И одновременно представилась им ужасная, недопустимая, все основы правды потрясающая возможность: как из никелированной трубы звучит кто-то неземным голосом Иисуса Спасителя. И те же слова говорит; голос, слышать который не может, не смеет, не должен человек иначе как в час смертный, пред святынею смерти и души окрыленной. С последним, уже нескрываемым ужасом смятенных душ неотрывно глядели они в глаза друг другу, и густое облако, белое, мягкое, глухое, как вата, окутало их. Окутало – и оторвало от стен, от земли, от жизни, и каждому видны были только два глаза, только два страшных человеческих глаза, безумных и правдивых в неисчерпаемом ужасе своем.
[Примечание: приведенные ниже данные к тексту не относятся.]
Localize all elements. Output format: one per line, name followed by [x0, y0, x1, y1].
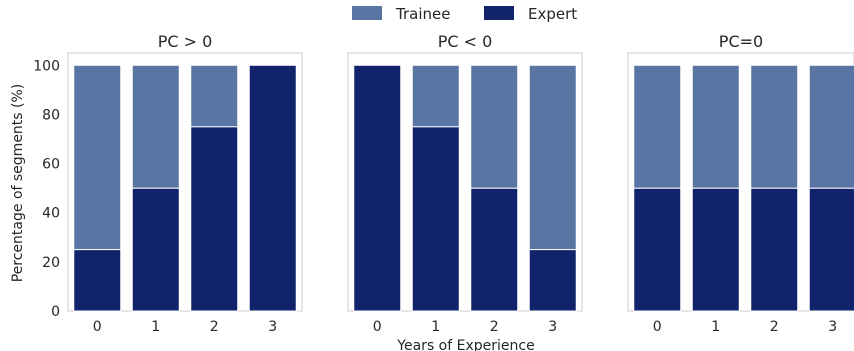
- panel-3: PC=0 0 1 2 3: [627, 32, 854, 335]
- legend-swatch-expert: [484, 6, 514, 20]
- panels: PC > 0 0 1 2 3 PC < 0 0 1 2 3 PC=0 0 1 2 3 0 20 40 60 80 100: [33, 32, 854, 335]
- bar-trainee-3: [808, 64, 854, 189]
- x-axis-label: Years of Experience: [396, 338, 534, 351]
- x-tick-label: 2: [490, 319, 499, 335]
- y-tick-label: 20: [42, 255, 60, 271]
- x-tick-label: 3: [268, 319, 277, 335]
- bar-expert-0: [633, 187, 682, 312]
- bar-expert-0: [73, 249, 122, 312]
- y-axis: 0 20 40 60 80 100: [33, 58, 60, 320]
- bar-trainee-2: [190, 64, 239, 128]
- y-tick-label: 0: [51, 304, 60, 320]
- x-tick-label: 3: [828, 319, 837, 335]
- bar-trainee-2: [470, 64, 519, 189]
- x-tick-label: 1: [151, 319, 160, 335]
- bar-trainee-0: [633, 64, 682, 189]
- panel-3-frame: [627, 52, 854, 312]
- bar-expert-2: [470, 187, 519, 312]
- y-tick-label: 40: [42, 206, 60, 222]
- x-tick-label: 0: [93, 319, 102, 335]
- bar-trainee-1: [131, 64, 180, 189]
- bar-expert-0: [353, 64, 402, 312]
- bar-trainee-0: [73, 64, 122, 251]
- bar-expert-3: [808, 187, 854, 312]
- panel-2-title: PC < 0: [438, 32, 493, 51]
- bar-expert-3: [248, 64, 297, 312]
- bar-trainee-3: [528, 64, 577, 251]
- panel-1-title: PC > 0: [158, 32, 213, 51]
- legend-label-expert: Expert: [528, 5, 577, 23]
- legend-swatch-trainee: [352, 6, 382, 20]
- x-tick-label: 2: [770, 319, 779, 335]
- panel-3-title: PC=0: [719, 32, 763, 51]
- bar-expert-1: [691, 187, 740, 312]
- panel-2: PC < 0 0 1 2 3: [347, 32, 583, 335]
- bar-expert-2: [750, 187, 799, 312]
- x-tick-label: 1: [711, 319, 720, 335]
- bar-expert-1: [131, 187, 180, 312]
- y-tick-label: 80: [42, 107, 60, 123]
- bar-trainee-2: [750, 64, 799, 189]
- x-tick-label: 0: [373, 319, 382, 335]
- bar-expert-2: [190, 126, 239, 312]
- bar-trainee-1: [411, 64, 460, 128]
- bar-expert-3: [528, 249, 577, 312]
- x-tick-label: 2: [210, 319, 219, 335]
- y-tick-label: 60: [42, 157, 60, 173]
- x-tick-label: 1: [431, 319, 440, 335]
- bar-trainee-1: [691, 64, 740, 189]
- x-tick-label: 3: [548, 319, 557, 335]
- panel-1-frame: [67, 52, 303, 312]
- panel-2-frame: [347, 52, 583, 312]
- legend: Trainee Expert: [352, 5, 577, 23]
- panel-1: PC > 0 0 1 2 3: [67, 32, 303, 335]
- x-tick-label: 0: [653, 319, 662, 335]
- bar-expert-1: [411, 126, 460, 312]
- y-axis-label: Percentage of segments (%): [10, 84, 26, 283]
- legend-label-trainee: Trainee: [395, 5, 450, 23]
- y-tick-label: 100: [33, 58, 60, 74]
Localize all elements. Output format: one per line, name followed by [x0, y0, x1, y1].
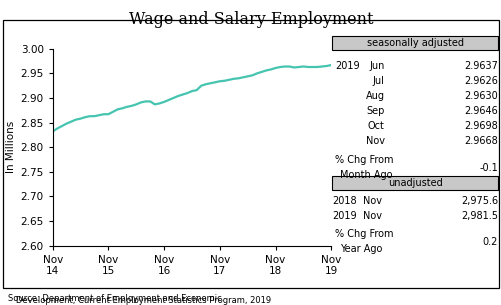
Text: 2.9668: 2.9668 — [463, 136, 497, 146]
Text: Nov: Nov — [365, 136, 384, 146]
Text: -0.1: -0.1 — [478, 163, 497, 173]
Text: 2019: 2019 — [332, 211, 356, 221]
Text: Wage and Salary Employment: Wage and Salary Employment — [128, 11, 373, 28]
Text: 2.9698: 2.9698 — [463, 121, 497, 131]
Text: Jul: Jul — [372, 76, 384, 86]
Text: 2019: 2019 — [335, 61, 359, 71]
Text: % Chg From: % Chg From — [335, 229, 393, 239]
Text: seasonally adjusted: seasonally adjusted — [366, 38, 463, 48]
Text: 2.9630: 2.9630 — [463, 91, 497, 101]
Text: 2018: 2018 — [332, 196, 356, 206]
Text: Aug: Aug — [365, 91, 384, 101]
Text: Oct: Oct — [367, 121, 384, 131]
Y-axis label: In Millions: In Millions — [6, 121, 16, 173]
Text: 2,981.5: 2,981.5 — [460, 211, 497, 221]
Text: unadjusted: unadjusted — [387, 178, 442, 188]
Text: Jun: Jun — [368, 61, 384, 71]
Text: Year Ago: Year Ago — [340, 244, 382, 254]
Text: Development, Current Employment Statistics Program, 2019: Development, Current Employment Statisti… — [8, 296, 270, 305]
Text: Month Ago: Month Ago — [340, 170, 392, 180]
Text: Nov: Nov — [362, 196, 381, 206]
Text: Source: Department of Employment and Economic: Source: Department of Employment and Eco… — [8, 294, 221, 303]
Text: 2,975.6: 2,975.6 — [460, 196, 497, 206]
Text: 2.9626: 2.9626 — [463, 76, 497, 86]
Text: 2.9637: 2.9637 — [463, 61, 497, 71]
Text: 2.9646: 2.9646 — [463, 106, 497, 116]
Text: Sep: Sep — [365, 106, 384, 116]
Text: 0.2: 0.2 — [481, 237, 497, 247]
Text: Nov: Nov — [362, 211, 381, 221]
Text: % Chg From: % Chg From — [335, 155, 393, 165]
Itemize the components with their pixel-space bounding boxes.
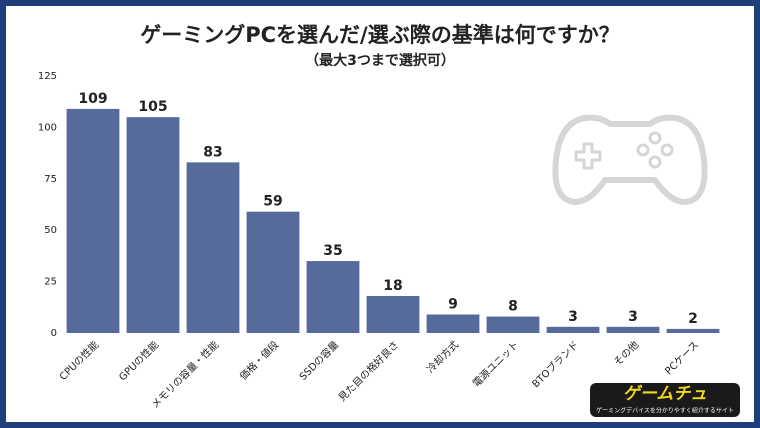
value-label: 3 — [568, 309, 578, 325]
bar — [186, 162, 240, 333]
logo-tagline: ゲーミングデバイスを分かりやすく紹介するサイト — [596, 407, 734, 415]
value-label: 59 — [263, 194, 282, 210]
y-tick-label: 0 — [51, 328, 57, 339]
value-label: 9 — [448, 296, 458, 312]
bar — [126, 117, 180, 334]
gamepad-icon — [552, 114, 708, 205]
y-tick-label: 50 — [44, 225, 57, 236]
value-label: 83 — [203, 144, 222, 160]
logo-badge — [590, 383, 740, 417]
value-label: 105 — [138, 99, 167, 115]
bar — [426, 314, 480, 333]
bar — [486, 316, 540, 333]
logo: ゲームチュ ゲーミングデバイスを分かりやすく紹介するサイト — [590, 383, 740, 417]
chart-subtitle: （最大3つまで選択可） — [305, 52, 455, 69]
value-label: 109 — [78, 91, 107, 107]
y-tick-label: 75 — [44, 174, 57, 185]
bar — [366, 295, 420, 333]
y-tick-label: 100 — [38, 122, 57, 133]
value-label: 3 — [628, 309, 638, 325]
y-tick-label: 25 — [44, 277, 57, 288]
bar — [606, 326, 660, 333]
value-label: 35 — [323, 243, 342, 259]
bar — [666, 328, 720, 333]
bar — [546, 326, 600, 333]
y-tick-label: 125 — [38, 71, 57, 82]
bar — [66, 108, 120, 333]
value-label: 2 — [688, 311, 698, 327]
logo-text: ゲームチュ — [623, 384, 708, 404]
chart-title: ゲーミングPCを選んだ/選ぶ際の基準は何ですか？ — [140, 23, 619, 47]
bar — [306, 261, 360, 333]
value-label: 18 — [383, 278, 402, 294]
value-label: 8 — [508, 299, 518, 315]
bar — [246, 211, 300, 333]
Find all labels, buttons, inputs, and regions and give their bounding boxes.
– Я пойду, – слабо, задушенный ватою, прозвучал голос дьякона.

– Иди, – так же бескрыло и слабо прошумел ответный голос, и ужас сомкнулся над головой, как темная, спокойная вода.

Наступило утро, и на тройке с колокольцами, как и предсказывал о. Эразм Гуманистов, прибыл чиновник с поручением – допросить о. Ивана и, буде старик от мечтаний своих не откажется, привезти его в город. Вырывалась жизнь Богоявленского из круга заколдованного и высоко в пространство бросала новую и прямую линию свою – оборвался жужжащий камень и полетел стремительно.

Измученный неудобствами и тяготою весеннего пути, чиновник уже заранее решил не вступать с о. Иваном в продолжительные объяснения, а просто взять его и отвезти в город: там скорей рассудят. Да и поп, видимо, не склонен был к беседе: сухо, почти невежливо выслушал скучные городские слова форменной фуражки и, не давая чиновнику ответа, призвал жену, – чтобы снарядила в путь. И все присмирели. О. Сергий, под предлогом, что его ожидают требы, быстро собрался и уехал; дьякон еще с утра, до приезда чиновника, ушел куда-то в поле и так и не возвращался – и на долю полупьяного, смущенного Эразма Гуманистова выпала мучительная обязанность занимать разговором образованного и страшного гостя.